There's a decent amount of evidence that the most toxic thing about modern diets is their amounts: calorie counts and such. Many things (sugars, ultra-processed foods (ugh I hate the NOVA classification), fat, etc) are fine in moderation. The dose makes the poison.
Is it fundamentally any different from something like toothpaste?
Humans have created a technology (mechanised farming) with a side effect we haven't yet evolved to handle (an abundance of tasty calories), so it doesn't seem all that strange we would fix it with a technology (inhibiting the desire for said calories).
Serious question: Why not make toxic diet illegal or cost prohibitive? Lots of manufactured food is designed to be more addictive. Then add in constant advertising bombardment targeted at kids. Why is there up to double the sugar in US bread and soda versus Europe?
I think your statement is very funny. If the drug keeps weight in check on a toxic diet and that has the same outcome as "healthy life", then is that "healthy life" any more healthy then the drug+junkfood combo? Also, what is sad about it?
> while most people will still eat a basically toxic diet
It's a pretty sadder fact that people just make these wild assertions. Everyone I know (which is about 10 people in real life, myself included) who's used a GLP-1 drug found that they eat healthier because they've less desire for shittier food.
> while most people will still eat a basically toxic diet.
Had to scroll too far to find this. It's a great synergy isn't it? The food industry creates calorie concoctions that can barely be called food, are dirt cheap to make and rakes in profits. People get sick. The pharmaceutical industry sells drugs are stupid high profit margins so that people can keep on living.

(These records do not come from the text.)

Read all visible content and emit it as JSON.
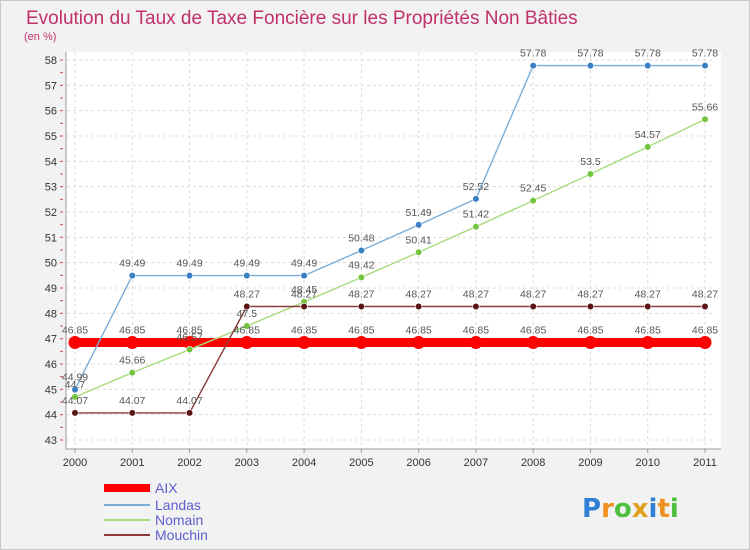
{
  "header": {
    "title": "Evolution du Taux de Taxe Foncière sur les Propriétés Non Bâties",
    "unit": "(en %)"
  },
  "brand": {
    "letters": [
      "P",
      "r",
      "o",
      "x",
      "i",
      "t",
      "i"
    ],
    "colors": [
      "#2f7fd6",
      "#f09020",
      "#4fbf3f",
      "#e0a020",
      "#2f7fd6",
      "#f09020",
      "#4fbf3f"
    ]
  },
  "chart_data": {
    "type": "line",
    "title": "Evolution du Taux de Taxe Foncière sur les Propriétés Non Bâties",
    "ylabel": "(en %)",
    "xlabel": "",
    "x": [
      "2000",
      "2001",
      "2002",
      "2003",
      "2004",
      "2005",
      "2006",
      "2007",
      "2008",
      "2009",
      "2010",
      "2011"
    ],
    "ylim": [
      43,
      58
    ],
    "yticks": [
      43,
      44,
      45,
      46,
      47,
      48,
      49,
      50,
      51,
      52,
      53,
      54,
      55,
      56,
      57,
      58
    ],
    "grid": true,
    "legend_position": "bottom-left",
    "series": [
      {
        "name": "AIX",
        "color": "#ff0000",
        "values": [
          46.85,
          46.85,
          46.85,
          46.85,
          46.85,
          46.85,
          46.85,
          46.85,
          46.85,
          46.85,
          46.85,
          46.85
        ],
        "labels": [
          "46.85",
          "46.85",
          "46.85",
          "46.85",
          "46.85",
          "46.85",
          "46.85",
          "46.85",
          "46.85",
          "46.85",
          "46.85",
          "46.85"
        ]
      },
      {
        "name": "Landas",
        "color": "#7aaed8",
        "marker": "#3b7fc4",
        "values": [
          44.99,
          49.49,
          49.49,
          49.49,
          49.49,
          50.48,
          51.49,
          52.52,
          57.78,
          57.78,
          57.78,
          57.78
        ],
        "labels": [
          "44.99",
          "49.49",
          "49.49",
          "49.49",
          "49.49",
          "50.48",
          "51.49",
          "52.52",
          "57.78",
          "57.78",
          "57.78",
          "57.78"
        ]
      },
      {
        "name": "Nomain",
        "color": "#a6dc7e",
        "marker": "#72c43c",
        "values": [
          44.7,
          45.66,
          46.57,
          47.5,
          48.45,
          49.42,
          50.41,
          51.42,
          52.45,
          53.5,
          54.57,
          55.66
        ],
        "labels": [
          "44.7",
          "45.66",
          "46.57",
          "47.5",
          "48.45",
          "49.42",
          "50.41",
          "51.42",
          "52.45",
          "53.5",
          "54.57",
          "55.66"
        ]
      },
      {
        "name": "Mouchin",
        "color": "#8a3a3a",
        "marker": "#5a1414",
        "values": [
          44.07,
          44.07,
          44.07,
          48.27,
          48.27,
          48.27,
          48.27,
          48.27,
          48.27,
          48.27,
          48.27,
          48.27
        ],
        "labels": [
          "44.07",
          "44.07",
          "44.07",
          "48.27",
          "48.27",
          "48.27",
          "48.27",
          "48.27",
          "48.27",
          "48.27",
          "48.27",
          "48.27"
        ]
      }
    ]
  }
}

It is not a conspiracy, but it's a good feedback loop for corporations. All that money allow them to flood the scientific community with their sponsored studies, dominate news broadcasts (confusing consumers) and even influence the food pyramid, which is almost upside down.
I've been on a slow quest to improve health and lose weight. It's really, really slow, far slower than what most people would like. But cutting added sugars to zero (including and most especially high fructose corn syrup) gave almost immediate benefits that kept me going. Sugars (and carbs in general) make you retain a lot of water. Cut those, and you'll see a major difference in the scale in a couple of weeks. Is it mostly water(but not entirely!) Yes. It doesn't matter, our lizard brains interpret that as success. That also reduces hunger, which is a positive feedback loop.